代金以外にかかるさまざまな費用が分かりにくい!
不動産物件を購入する際には、建物や土地といった取引を行う現物の代金以外にも、さまざまな費用が発生します。印紙税や不動産取得税、登記費用としての登録免許税のほか、仲介手数料、水道負担金なども必要になることがあります。

これら物件代金以外の出費は、購入を検討する際に忘れがちですが、きちんと内容を知り、どの程度かかるのか理解して、支払計画に含めておかなければなりません。中でも不動産業者に対して発生する「仲介手数料」は、100万円を超えるようなある程度まとまった金額になるケースがあり、一方で不要だったというケースも聞かれるなど、つかみにくいものとなっています。

そこで今回は、この不動産購入時にかかる「仲介手数料」にスポットを当て、どういうものでどの程度が相場なのか、いざ請求されたときに適切な額であるか判断できるよう、解説していきます。

仲介手数料とは何か?
「仲介手数料」とは、不動産取引を行う際、売主と買主の間に入り、意見の調整や必要な契約事務の遂行などを担う不動産業者に手数料として支払うものです。あくまで成功報酬として発生する手数料ですから、契約が成立しなかった場合は不要となります。

不動産取引は大きな金額が動くものであるほか、契約をとり結ぶのに一定以上の専門的知識やノウハウが必要とされるため、一般個人間でのやりとりに頼るのは限界があります。そこで専門家である不動産仲介業者に仲介を依頼し、売主・買主ともに納得のいく、確実な取引を目指すのがスタンダードな手法となっています。

ただし、不動産業者が自ら売主となっている物件も稀に見受けられます。

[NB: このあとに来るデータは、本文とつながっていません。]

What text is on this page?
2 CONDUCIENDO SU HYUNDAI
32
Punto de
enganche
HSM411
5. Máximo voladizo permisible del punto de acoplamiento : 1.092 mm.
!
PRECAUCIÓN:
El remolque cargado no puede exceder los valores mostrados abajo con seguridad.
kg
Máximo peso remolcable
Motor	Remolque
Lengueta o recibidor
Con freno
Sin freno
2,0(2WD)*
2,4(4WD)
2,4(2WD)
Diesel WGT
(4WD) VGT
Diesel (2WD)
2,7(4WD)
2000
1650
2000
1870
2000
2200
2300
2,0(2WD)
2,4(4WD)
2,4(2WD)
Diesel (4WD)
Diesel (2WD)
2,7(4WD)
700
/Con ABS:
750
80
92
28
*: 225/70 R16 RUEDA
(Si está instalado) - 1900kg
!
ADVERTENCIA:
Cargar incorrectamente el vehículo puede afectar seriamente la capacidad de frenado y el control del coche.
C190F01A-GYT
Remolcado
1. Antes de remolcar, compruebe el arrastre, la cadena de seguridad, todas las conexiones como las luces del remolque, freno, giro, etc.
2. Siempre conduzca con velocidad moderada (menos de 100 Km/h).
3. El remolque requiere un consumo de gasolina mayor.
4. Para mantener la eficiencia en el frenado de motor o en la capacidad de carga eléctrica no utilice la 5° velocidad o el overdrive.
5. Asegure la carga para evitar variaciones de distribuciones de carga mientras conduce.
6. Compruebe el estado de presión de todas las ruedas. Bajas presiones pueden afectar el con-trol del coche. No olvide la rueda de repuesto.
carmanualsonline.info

この場合は売主からの直接購入となりますから、仲介を挟んでいないため、仲介手数料もかかりません。

仲介には2つのかたちがあり、ひとつは売主と買主の間に1社の業者が仲介として立つケース、もうひとつは売主側に1業者、買主側に1業者とそれぞれに仲介を立て、2業者が存在するケースです。

前者の場合、不動産業者は双方の仲介を果たしたとして、売主と買主の両方から仲介手数料を得ることが許されており、最も効率よく収益をあげられます。それに対し後者の場合は、売主側の業者は売主から、買主側の業者は買主から、それぞれ仲介手数料を得るかたちになります。業界では前者を「両手」または「両手仲介」、後者を「片手」または「片手仲介」と呼んでいます。

適正な仲介手数料はどれくらい?
では買主として、購入時に仲介手数料を支払うとしたら、どれくらいの額が相場なのでしょうか。実はこの仲介手数料は、宅地建物取引業法により、上限金額が決められています。

まずその計算式をみると、売買代金(税抜き)×3%+6万円+消費税になっています。ただしこれは400万円を超える契約の場合で、200万円以下ならば、代金×5%+消費税、200万円超400万円以下ならば、代金×4%+2万円+消費税が上限となります。

よって、たとえば3,000万円の不動産購入なら、(3,000万×3%+6万)×消費税率(1.08)=1,036,800円が、300万円なら(300万×4%+2万)×消費税率=151,200円が、150万円ならば150万×5%×消費税率=81,000円が、それぞれ仲介手数料として認められる上限額です。

もちろん定められているのは上限のみですから、これを下回っていれば問題なく、3,000万円の物件購入における仲介手数料なら、103万円でも100万円でも、50万円でもかまいません。しかし上限額を上回れば違法ですから、適正範囲内の請求となっているか、自分でも確認するようにしておきましょう。

支払いタイミングと格安業者の注意点
仲介手数料の支払いは、一般的に契約締結時と引き渡し時の2回に分け、半金ずつとされることが多くなっています。しかし法的な定めはありませんから、業者との話し合いで双方が了承すれば、どちらかのタイミングに一括で支払ったり、その他の支払い方法を選択したりすることも可能です。

現金払いや振り込みだけでなく、近年は分割払いやクレジットカード払いなどに対応している業者もあります。100万円を超える金額になることも少なくないものですから、支払いタイミングや決済方法など、その業者が対応可能とするものはどのようなものがあるか、あらかじめ尋ねておくとよいですね。

いったん契約が成立した後に、何らかの事情で解約となった場合、仲介手数料はどうなるのでしょうか。手付金を支払った場合は、その手付金を放棄することで契約を解除できる「手付解除」という仕組みがあるため、これにより不成立へ戻すことができます。

またローンが組めなかった場合に備えたローン特約解除があれば、審査が通らなかった時点で契約が白紙に戻されますから、仲介手数料の支払いが不要、すでに支払った分があれば返金となります。こうした万が一の場合における仲介手数料の返金条件も、きちんと確認しておきたいポイントです。どんなケースで返金されるのか、逆にどうなれば返金不可となるのか、支払い前に不明点をなくしておきましょう。

仲介手数料は多くの場合、上限額に設定されています。しかし場合によって、上限額で算出されるより、かなり安い金額を提示する業者もあります。その場合、理由はいくつか考えられ、ひとつは先述の両手取引となっていて、売主からも仲介手数料が受け取れるため、一定の経費削減を行うことで利益を確保できるというものです。こうしたケースなら問題ありません。

一方、他のさまざまな有償サービスを付加する仕組みになっているようなケースでは、やや注意が必要です。最終的に不要なサービスを契約させられたり、本来は費用を負担する必要のないところで多額の請求がなされていたりして、仲介手数料よりも高い金額をとられてしまうこともあります。これでは仲介手数料がいくら半額や無料といった格安でも、かえって損失になります。

仲介手数料の金額ばかりに目を奪われることなく、全体として適正な扱いがなされているか、信頼できる業者か、注意深く見極めるようにしましょう。